Russia celebrates Orthodox Christmas respecting COVID-19 precautionary measures

Russian Christians have celebrated Christmas Eve Mass this Wednesday, according to the Julian calendar that the Orthodox Church follows, and also according to the new normal with masks and social distance.

“The authorities that control the situation of COVID-19 have considered that churches are not dangerous areas, because here we respect precautionary measures much better than in public transport or in stores. Social distance is respected and people carry masks. “

Justifies the rector of the Santa Mártir Tatiana chapel, located a few meters from the Kremlin, in Moscow.

The hundreds of faithful who have come to this chapel wear special masks and the ground is marked to maintain social distance.

All of them feel safe as stated by Daliil Sidorov, a parishioner.

“The risk of contamination is no greater than in a store. We still remember Easter when the churches were closed and it was very hard for us.”

For Elena, faith is stronger than everything.

“You come here and you feel protected, let’s hope the higher powers protect us.”

“Those who do not believe in COVID-19, do not believe in God”

The Russian Orthodox Church strongly advised older faithful and those at risk to stay home and watch Christmas Masses on television.

His position was very strong, as highlighted by our correspondent Galina Polonskaya.

“The head of the Russian Orthodox Church urged his co-religionists to respect all sanitary measures and equated those who do not believe in COVID-19 with those who do not believe in God.”

Vladimir Putin, at mass without a mask

Vladimir Putin attended the mass of the Rooster on Wednesday night in a small 13th century chapel in the Veliky Novgorod region; the Russian president, who has not yet been vaccinated against COVID, was not wearing a mask.

And this Thursday he congratulated his compatriots on Orthodox Christmas, the most important religious holiday in this country.

Putin, who admitted to being baptized in 1952 secretly from his communist father, called on believers to pray in the hope that God would make his wishes come true.

That faith in the miracle “is the star that sustains us in the most difficult stages,” Putin declared.

That faith in the miracle “is the star that illuminates our vital path and that sustains us in the most difficult stages,” he said after attending the ecclesiastical service at the Church of San Nicolás de Lipno, located on the island of the same name, in the Lake Ilmen, and which he presented with an icon of the Almighty Lord.

The head of the Kremlin has a tradition of receiving Christmas every year in a different place and this time he chose this church of St. Nicholas which was the first stone temple to be erected in Russia after the Mongol invasion, specifically in 1292. It was destroyed during World War II and restored in 1956.

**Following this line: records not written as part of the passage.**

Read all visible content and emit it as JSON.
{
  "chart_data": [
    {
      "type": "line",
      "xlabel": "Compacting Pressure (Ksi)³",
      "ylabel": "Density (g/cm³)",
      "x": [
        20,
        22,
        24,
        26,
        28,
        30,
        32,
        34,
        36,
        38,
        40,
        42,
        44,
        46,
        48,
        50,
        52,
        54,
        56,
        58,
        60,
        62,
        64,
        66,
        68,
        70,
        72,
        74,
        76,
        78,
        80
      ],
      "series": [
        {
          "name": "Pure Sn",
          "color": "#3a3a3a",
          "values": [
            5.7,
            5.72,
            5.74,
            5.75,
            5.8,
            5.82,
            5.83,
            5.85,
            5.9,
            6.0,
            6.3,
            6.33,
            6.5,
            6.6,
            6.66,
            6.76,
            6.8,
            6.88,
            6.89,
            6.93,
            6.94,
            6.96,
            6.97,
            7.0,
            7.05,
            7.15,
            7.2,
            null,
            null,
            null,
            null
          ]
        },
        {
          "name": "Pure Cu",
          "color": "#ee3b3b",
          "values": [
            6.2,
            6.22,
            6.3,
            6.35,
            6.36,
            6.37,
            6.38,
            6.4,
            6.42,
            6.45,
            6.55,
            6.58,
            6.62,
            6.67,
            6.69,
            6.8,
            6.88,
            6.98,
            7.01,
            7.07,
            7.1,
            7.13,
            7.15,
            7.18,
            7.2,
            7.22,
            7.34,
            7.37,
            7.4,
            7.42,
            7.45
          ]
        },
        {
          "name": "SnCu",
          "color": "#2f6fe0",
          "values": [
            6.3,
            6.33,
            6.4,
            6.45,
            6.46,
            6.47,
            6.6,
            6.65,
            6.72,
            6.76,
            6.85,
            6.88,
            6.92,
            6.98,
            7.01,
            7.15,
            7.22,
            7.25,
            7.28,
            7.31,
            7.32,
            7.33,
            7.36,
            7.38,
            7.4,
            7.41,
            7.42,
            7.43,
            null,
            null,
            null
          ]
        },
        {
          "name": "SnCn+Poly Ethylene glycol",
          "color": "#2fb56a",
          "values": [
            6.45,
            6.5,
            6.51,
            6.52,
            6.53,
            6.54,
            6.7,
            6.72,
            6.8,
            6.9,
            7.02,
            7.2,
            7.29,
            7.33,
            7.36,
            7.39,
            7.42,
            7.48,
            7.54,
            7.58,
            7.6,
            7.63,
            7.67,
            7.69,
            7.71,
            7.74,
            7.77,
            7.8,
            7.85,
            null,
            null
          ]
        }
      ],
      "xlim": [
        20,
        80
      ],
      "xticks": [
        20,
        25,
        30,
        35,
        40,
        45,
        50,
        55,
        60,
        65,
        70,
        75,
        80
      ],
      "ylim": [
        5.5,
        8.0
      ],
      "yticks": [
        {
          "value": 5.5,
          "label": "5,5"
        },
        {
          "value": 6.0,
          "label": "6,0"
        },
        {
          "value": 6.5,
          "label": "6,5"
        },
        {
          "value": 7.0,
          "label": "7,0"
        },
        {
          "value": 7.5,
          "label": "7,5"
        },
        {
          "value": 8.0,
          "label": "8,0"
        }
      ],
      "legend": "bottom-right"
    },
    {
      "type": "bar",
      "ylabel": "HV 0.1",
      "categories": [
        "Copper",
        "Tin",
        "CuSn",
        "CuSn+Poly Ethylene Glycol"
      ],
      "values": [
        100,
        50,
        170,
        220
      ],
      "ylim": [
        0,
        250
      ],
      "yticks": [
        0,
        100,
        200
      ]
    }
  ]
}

As usual, Putin had words of support for the Russian Orthodox Church, which he praised for fostering interreligious dialogue and promoting family values.

The Christmas holidays in Russia began on December 31 and will end on January 10, although believers will still celebrate the Epiphany in mid-January, which commemorates the baptism of Jesus Christ with the traditional baths in the icy waters of ponds, lakes and rivers.

More than 70% of the inhabitants of this country consider themselves Orthodox, but the number of practitioners is much lower. According to polls, half of Russians do not believe in God, but consider being Orthodox synonymous with being Russian.